先輩は部室でただ暇を持て余しているだけの僕のそう切り出した。
この人はまじめな顔をしてどこまでが冗談なのかわからないような話をするのが好きな人だ。
「何ですか? 聞かせて下さい」
「みんな今の世の中は電力でほとんどのものが動いていると思っているようだが、実はそうではない。あれは全て小人の仕業なんだ」
「はい?」
「小人だ。知らないのか」
「小人ってアレですよね、七人の小人とか、ディズニー的な」
「違う! 全く種類、いや人種と言うべきか… 人種が違う!」
「小人に人種なんてあったんですか?」
「当たり前だ。おまえ、小人がみんな日本語をしゃべるとでも思っていたのか?」
はっきり言って小人が日本語をしゃべるのかどうかすら想像もつかないが、あえてそれは言わないでおいた。先輩の目は大まじめなものに見えたからだ。正直言って怖い。

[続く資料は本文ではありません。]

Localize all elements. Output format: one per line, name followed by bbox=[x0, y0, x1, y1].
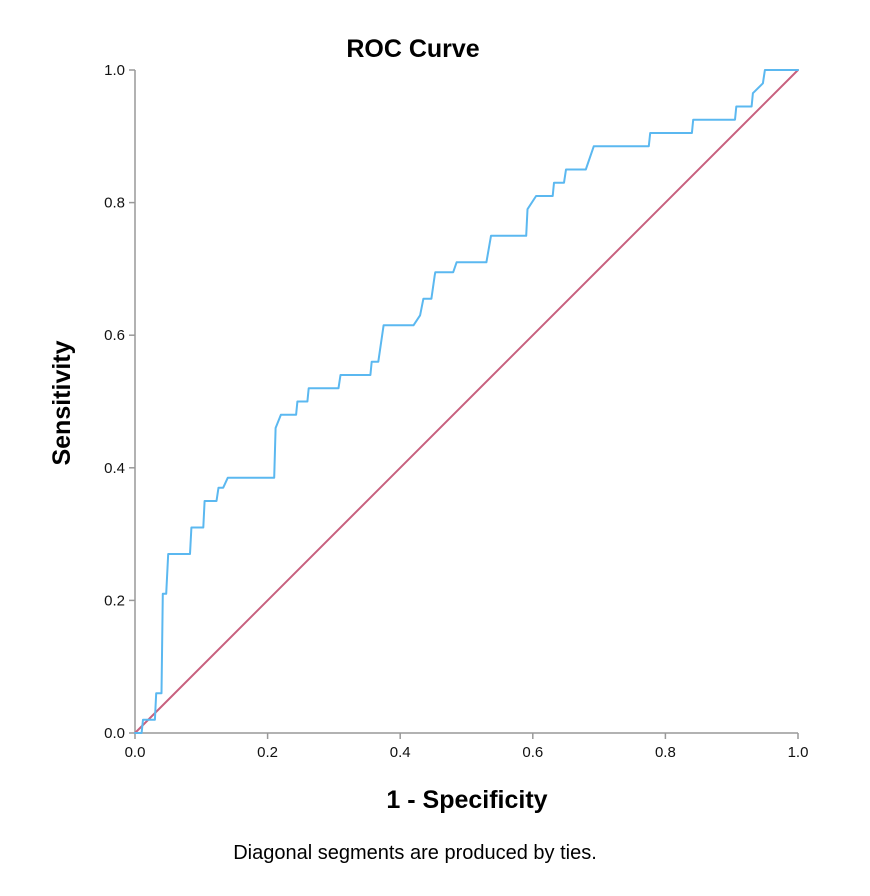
x-tick-label: 1.0 bbox=[788, 744, 809, 761]
y-tick-label: 0.0 bbox=[104, 725, 125, 742]
y-tick-label: 0.6 bbox=[104, 327, 125, 344]
x-tick-label: 0.2 bbox=[257, 744, 278, 761]
chart-title: ROC Curve bbox=[346, 35, 479, 63]
roc-curve-line bbox=[134, 69, 799, 734]
y-tick-label: 0.8 bbox=[104, 195, 125, 212]
axis-ticks: 0.0 0.2 0.4 0.6 0.8 1.0 0.0 0.2 0.4 0.6 0.8 1.0 bbox=[104, 62, 808, 761]
y-tick-label: 0.4 bbox=[104, 460, 125, 477]
reference-diagonal-line bbox=[134, 69, 799, 734]
plot-area bbox=[134, 69, 799, 734]
footnote: Diagonal segments are produced by ties. bbox=[233, 842, 597, 864]
y-axis-label: Sensitivity bbox=[48, 340, 76, 465]
x-tick-label: 0.8 bbox=[655, 744, 676, 761]
y-tick-label: 0.2 bbox=[104, 592, 125, 609]
y-tick-label: 1.0 bbox=[104, 62, 125, 79]
x-tick-label: 0.6 bbox=[522, 744, 543, 761]
x-tick-label: 0.0 bbox=[125, 744, 146, 761]
x-tick-label: 0.4 bbox=[390, 744, 411, 761]
x-axis-label: 1 - Specificity bbox=[386, 786, 547, 814]
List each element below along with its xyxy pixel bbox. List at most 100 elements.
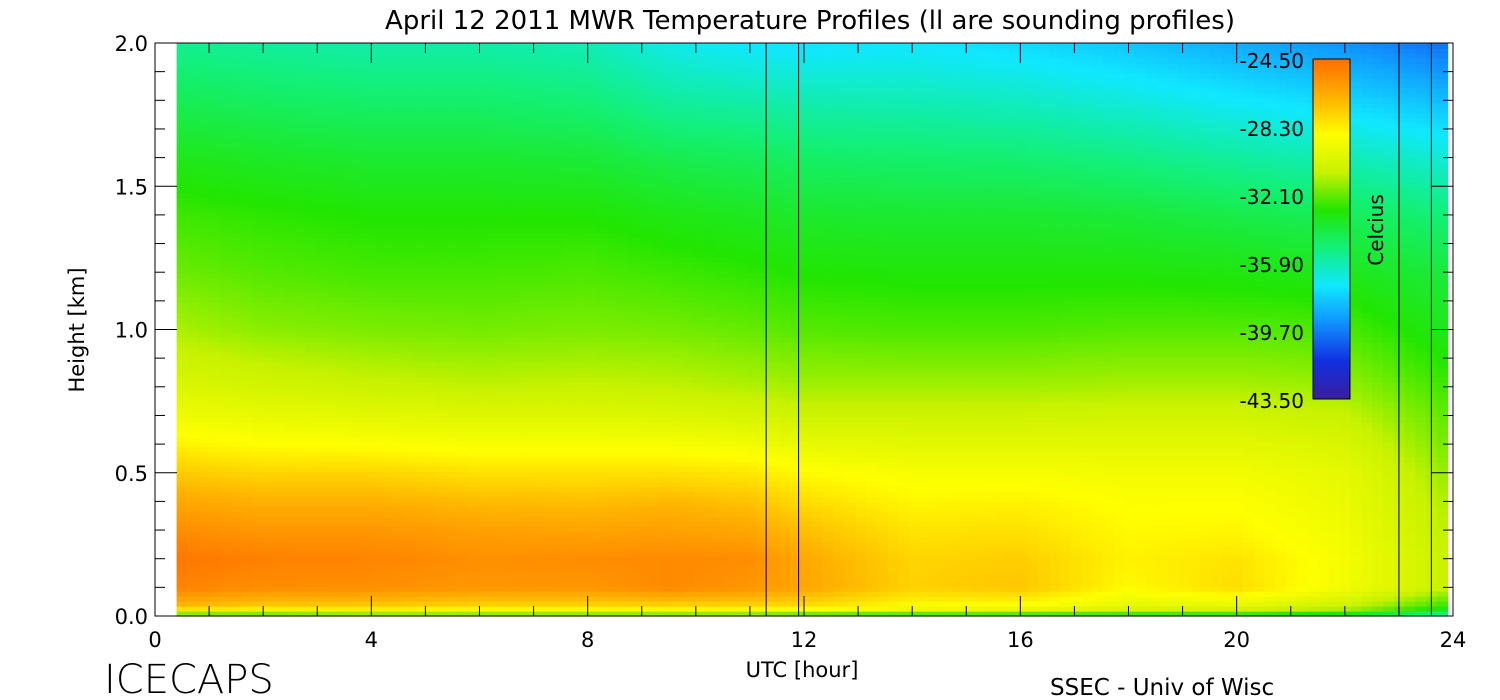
heatmap-cell — [1404, 446, 1416, 453]
heatmap-cell — [682, 491, 695, 498]
heatmap-cell — [1404, 441, 1416, 448]
heatmap-cell — [1242, 531, 1255, 537]
heatmap-cell — [1102, 571, 1115, 577]
heatmap-cell — [941, 581, 953, 587]
heatmap-cell — [855, 486, 867, 493]
heatmap-cell — [241, 581, 253, 587]
heatmap-cell — [1049, 471, 1061, 478]
heatmap-cell — [661, 491, 673, 498]
heatmap-cell — [305, 611, 318, 617]
heatmap-cell — [424, 551, 436, 557]
heatmap-cell — [1264, 556, 1276, 562]
heatmap-cell — [402, 581, 415, 587]
heatmap-cell — [715, 601, 727, 607]
heatmap-cell — [1210, 411, 1222, 418]
heatmap-cell — [1156, 526, 1169, 532]
heatmap-cell — [176, 526, 188, 532]
heatmap-cell — [1415, 491, 1427, 498]
heatmap-cell — [919, 591, 932, 597]
heatmap-cell — [1049, 436, 1061, 443]
heatmap-cell — [855, 471, 867, 478]
heatmap-cell — [1286, 571, 1298, 577]
heatmap-cell — [596, 421, 609, 428]
heatmap-cell — [1361, 431, 1373, 438]
heatmap-cell — [305, 536, 318, 542]
heatmap-cell — [575, 536, 587, 542]
heatmap-cell — [715, 411, 727, 418]
heatmap-cell — [575, 531, 587, 537]
heatmap-cell — [1070, 566, 1082, 572]
heatmap-cell — [984, 596, 996, 602]
heatmap-cell — [1221, 496, 1233, 502]
heatmap-cell — [208, 471, 221, 478]
heatmap-cell — [273, 601, 285, 607]
heatmap-cell — [305, 426, 318, 433]
heatmap-cell — [629, 596, 641, 602]
heatmap-cell — [1361, 611, 1373, 617]
heatmap-cell — [1404, 496, 1416, 502]
heatmap-cell — [1070, 406, 1082, 413]
heatmap-cell — [392, 471, 404, 478]
heatmap-cell — [758, 516, 770, 522]
heatmap-cell — [769, 416, 781, 423]
heatmap-cell — [230, 506, 242, 512]
heatmap-cell — [553, 546, 565, 552]
heatmap-cell — [1275, 426, 1287, 433]
heatmap-cell — [790, 506, 802, 512]
heatmap-cell — [187, 431, 199, 438]
heatmap-cell — [208, 566, 221, 572]
heatmap-cell — [1113, 531, 1126, 537]
heatmap-cell — [1329, 476, 1341, 483]
heatmap-cell — [876, 516, 889, 522]
heatmap-cell — [1415, 561, 1427, 567]
heatmap-cell — [456, 456, 469, 463]
heatmap-cell — [1382, 596, 1395, 602]
heatmap-cell — [704, 561, 716, 567]
heatmap-cell — [1275, 411, 1287, 418]
heatmap-cell — [865, 461, 878, 468]
heatmap-cell — [672, 411, 684, 418]
heatmap-cell — [1242, 611, 1255, 617]
heatmap-cell — [919, 431, 932, 438]
heatmap-cell — [1005, 551, 1018, 557]
heatmap-cell — [607, 436, 619, 443]
heatmap-cell — [1372, 431, 1384, 438]
heatmap-cell — [1124, 421, 1136, 428]
heatmap-cell — [650, 586, 662, 592]
heatmap-cell — [176, 466, 188, 473]
heatmap-cell — [919, 526, 932, 532]
heatmap-cell — [1156, 551, 1169, 557]
heatmap-cell — [187, 581, 199, 587]
heatmap-cell — [1059, 536, 1072, 542]
heatmap-cell — [575, 521, 587, 527]
heatmap-cell — [1436, 461, 1449, 468]
heatmap-cell — [1016, 496, 1029, 502]
heatmap-cell — [790, 451, 802, 458]
heatmap-cell — [1296, 536, 1309, 542]
heatmap-cell — [564, 571, 576, 577]
heatmap-cell — [1232, 506, 1244, 512]
heatmap-cell — [1049, 426, 1061, 433]
heatmap-cell — [585, 411, 598, 418]
heatmap-cell — [219, 481, 232, 488]
heatmap-cell — [262, 576, 275, 582]
heatmap-cell — [1318, 531, 1330, 537]
heatmap-cell — [1275, 406, 1287, 413]
heatmap-cell — [478, 561, 490, 567]
heatmap-cell — [327, 531, 339, 537]
heatmap-cell — [844, 551, 856, 557]
heatmap-cell — [1189, 566, 1201, 572]
heatmap-cell — [747, 481, 759, 488]
heatmap-cell — [575, 436, 587, 443]
heatmap-cell — [241, 591, 253, 597]
heatmap-cell — [1156, 421, 1169, 428]
heatmap-cell — [370, 506, 382, 512]
heatmap-cell — [930, 581, 942, 587]
heatmap-cell — [629, 521, 641, 527]
heatmap-cell — [542, 506, 555, 512]
heatmap-cell — [1059, 451, 1072, 458]
heatmap-cell — [995, 516, 1007, 522]
heatmap-cell — [252, 581, 264, 587]
heatmap-cell — [650, 441, 662, 448]
heatmap-cell — [176, 436, 188, 443]
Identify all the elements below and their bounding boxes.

しかし聞かない訳にはいかない。後で部の他のメンバーと酒の肴にするのだ。何なら多少と言わず尾ひれをつけて話を拡大させてしまいたい。意味もなく気楽に楽しい時間を過ごせる期間はそう長くはない。笑える話をとことん笑い尽くすのが、学生たる立場を得た者の使命というものだ。
「まあいい」
と先輩は言ってふてくされたようにパイプいすの背もたれにドカッと体重をかけた。
こんな所で話を終わらせていただく訳にはいかない。僕はそれとなく先輩に話を先に進めるよう、失礼のない言葉遣いで促した。「あのな、小人はみんな小さいんだ。『小人』と字で書いた時のイメージ以上に小さいと言える。いや、一文字で表現できる小ささではそもそも無いんだよ」
「どのくらい小さいんですか」
「顕微鏡で覗いてもぎりぎり輪郭が解る程度の小ささらしい」 と言う話しぶりからすると、誰かから伝え聞いた話であるらしい。
いったい誰に担がれたものやら。と言うかその前に信じないでもらいたいものだが。あなたは頭がメルヘンに包まれた設定のデビュー直後のアイドルか何かですか? とツッコミを入れたくなる。 以前、「そんなんでよく受験受かりましたね」と失礼な事を酒の席で勢い余って聞いたやつがいたが、先輩は怒るどころか機嫌を損ねたそぶりすら見せず、
「俺は素直なんだ。人の言う事はすぐ信じる。もちろん教科書や参考書の内容もな。だから人よりも勉強ははかどるのだ」
と言って不敵な笑みを浮かべて見せていた。「俺は素直なんだ。人の言う事はすぐ信じる。もちろん教科書や参考書の内容もな。だから人よりも勉強ははかどるのだ」
「じゃあ、電器はどうして光るんですか?」
と僕は質問を続けた。
「小人は体が光るんだ。蛍が強烈になったような光を、だいたい十人ぐらい集まると出せるようになるという話だ」
「じゃあ、車とか電車が走っているのは?」
「あんなもん、人力に決まっているだろうが。大きなパワーが必要とされるところにはそれだけ無数の小人たちが集まって汗を流しているということだ。我々は小人たちに感謝しなければいかんのだ、本当は」
なんだか妙に理屈が通っているような感じだ。「この話って、電子を小人に例えた事だったりは……」
「解ってないな、お前。科学なんて空想で妄想の世界なんだよ。理屈をごねまわして解ったような事言ってるだけで、中身なんかなんもありゃしない。そもそも俺は文系だからな。理系の奴らが何言おうと知ったこっちゃ無いね」
先輩は独自の偏見的価値観を表明し、ふん、荒い鼻息をたてた。
ひょっとしたら理系の女の子に手ひどく振られたりでもしたのかな、などと僕が思っていると、始業のベルが構内に鳴り響いた。あいにく僕の時間割のこの時間帯における部分は空白なので、あわてる事もない。
先輩は
「ま、いっか」
と言ってカタカタと手持ちの荷物をまとめて部室を出て行った。
再び暇になった僕は、科学的、文明的なエネルギーを小人が代替している社会について思いを巡らし、それはなかなか楽しそうな世界だと思えたので、酒の肴の尾ひれはひれを考え続けながら、夜が来るのを待った。